Lesson 2 Activity 1: The Mountain Blows its Top

• 45 minutes
• By observing two demonstrations, students will understand
  (1) why a bulge developed on the north flank of Mount St. Helens and
  (2) why the avalanche triggered an explosive eruption.

Key teaching points

• The bulge that developed on the north flank of Mount St. Helens was evidence of changes occurring inside the volcano. Magma was moving closer to the surface and inflating, or deforming, the side of the volcano.

• Scientists had been closely monitoring the growth of the bulge for nearly a month to help them try to forecast an eruption.

• The 5.1 magnitude earthquake on May 18, 1980, shook the volcano, including the bulge area. In turn, the shaking of the bulge area caused a sudden collapse of the volcano's north flank and triggered a large avalanche.

• The removal of this large mass of rock by the avalanche caused a sudden release of pressure inside the volcano and a violent eruption occurred.

Materials

• 1,500 ml beaker (Pyrex^TM)
• Damp sand
• Several small balloons
• Rubber bands
• Bunsen burner or hot plate
• Straight pin
• A bottle of soda water
• Basin or bowl to catch the "explosion"
• Master Sheet 2.1

Procedures

Before class begins, put about ½ inch of sand in the bottom of the beaker and level the surface of the sand. Partially inflate a balloon, secure it with a rubber band, and place the balloon on top of the sand in the beaker. Cover the balloon with sand to a depth of about 1 ½ inches. Level the surface of the sand.

Introduction

In class begin the lesson by reviewing the series of events that occurred on May 18, 1980. Use Master Sheet 2.1 to discuss the following events: the bulge that had been growing on the north side of the volcano for a month, the 5.1 magnitude earthquake that triggered an avalanche, and the avalanche that unleashed an explosive eruption, a lateral blast.

Demonstrations

Partially inflate a balloon.
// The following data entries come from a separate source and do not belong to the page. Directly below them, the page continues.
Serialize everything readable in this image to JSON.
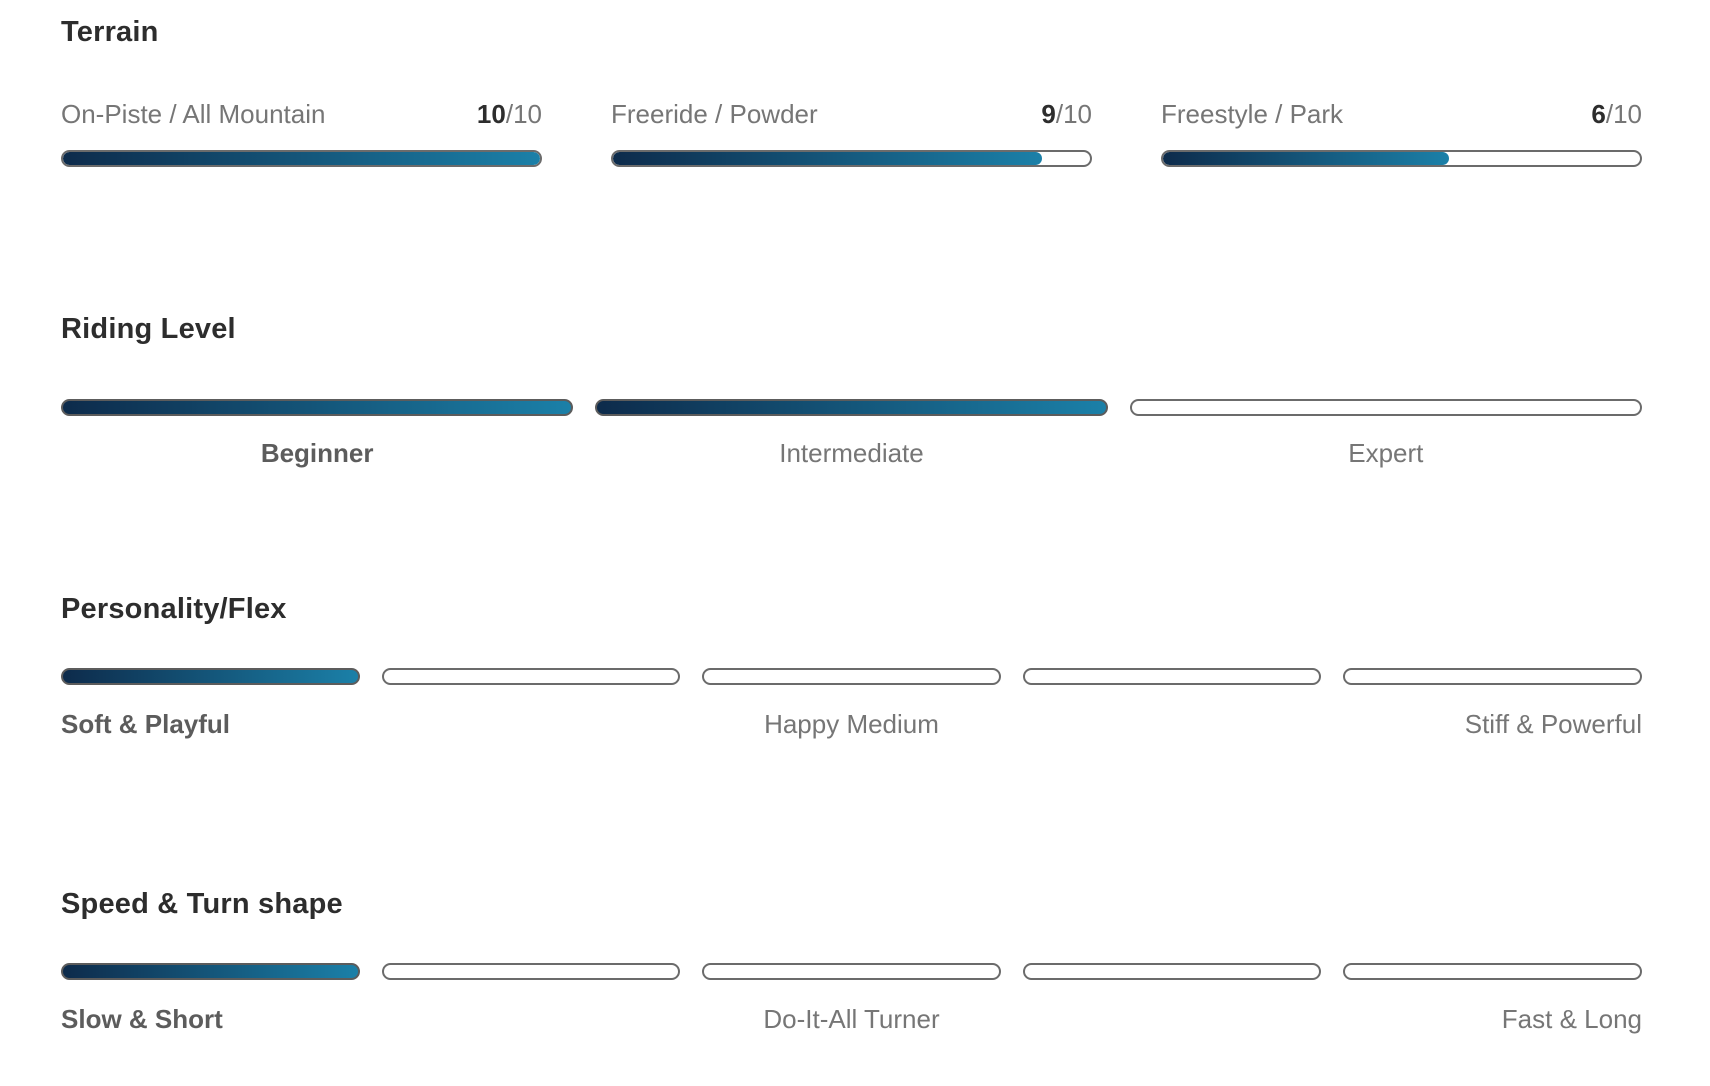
{
  "colors": {
    "bar-gradient-start": "#0d2b4b",
    "bar-gradient-end": "#1b80a8",
    "track-border": "#6b6b6b",
    "heading-text": "#2d2d2d",
    "label-text": "#767676",
    "active-label-text": "#5c5c5c"
  },
  "terrain": {
    "title": "Terrain",
    "metrics": [
      {
        "label": "On-Piste / All Mountain",
        "value": "10",
        "max_label": "/10",
        "fill_percent": 100
      },
      {
        "label": "Freeride / Powder",
        "value": "9",
        "max_label": "/10",
        "fill_percent": 90
      },
      {
        "label": "Freestyle / Park",
        "value": "6",
        "max_label": "/10",
        "fill_percent": 60
      }
    ]
  },
  "riding_level": {
    "title": "Riding Level",
    "segments_filled": [
      true,
      true,
      false
    ],
    "labels": [
      {
        "text": "Beginner",
        "active": true
      },
      {
        "text": "Intermediate",
        "active": false
      },
      {
        "text": "Expert",
        "active": false
      }
    ]
  },
  "personality_flex": {
    "title": "Personality/Flex",
    "segments_filled": [
      true,
      false,
      false,
      false,
      false
    ],
    "labels": [
      {
        "text": "Soft & Playful",
        "active": true
      },
      {
        "text": "Happy Medium",
        "active": false
      },
      {
        "text": "Stiff & Powerful",
        "active": false
      }
    ]
  },
  "speed_turn_shape": {
    "title": "Speed & Turn shape",
    "segments_filled": [
      true,
      false,
      false,
      false,
      false
    ],
    "labels": [
      {
        "text": "Slow & Short",
        "active": true
      },
      {
        "text": "Do-It-All Turner",
        "active": false
      },
      {
        "text": "Fast & Long",
        "active": false
      }
    ]
  }
}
Ask students what would happen to the balloon if you were to heat the air in the balloon? (The balloon would expand because the air expanded.) Explain that inflation caused a bulge to develop on the north flank (side) of Mount St. Helens. Tell the students that the inflated balloon represents the magma rising within Mount St. Helens and that the sand represents the surface of Mount St. Helens. (fig. 1) Show the beaker to the students and tell them you have a partially inflated balloon in the beaker. Place the beaker on the Bunsen burner or the hot plate. Heat the beaker until the balloon begins to expand. (The surface of the sand should begin to "bulge".) (fig. 2) Observe the changes in the shape of the surface of the sand. What happens to the "land" as the "magma chamber" expands?

Demonstration 2: Why the avalanche triggered the explosive eruption

1. Ask students what would happen if you were to stick a pin into the balloon. (It would pop or explode.) Why does it explode? Burst the balloon. (The balloon bursts because the pressure inside the balloon is suddenly released and the gases can escape rapidly.)

2. Ask students what happens when they open a bottle of soda. (It goes "fizz" because the gas, CO₂, in the soda escapes.) Demonstrate this by shaking a bottle of soda water and releasing the cap. (The soda water "erupts" out of the bottle.)

3. Return to the poster (poster fig.1). Compare the soda bottle to a magma chamber. As long as the top is on the bottle, there is no eruption. Compare the rock and ice that was unloaded by the avalanche to the soda cap. When the "cap" was suddenly removed, the pressure inside the volcano was suddenly released, and the volcano erupted.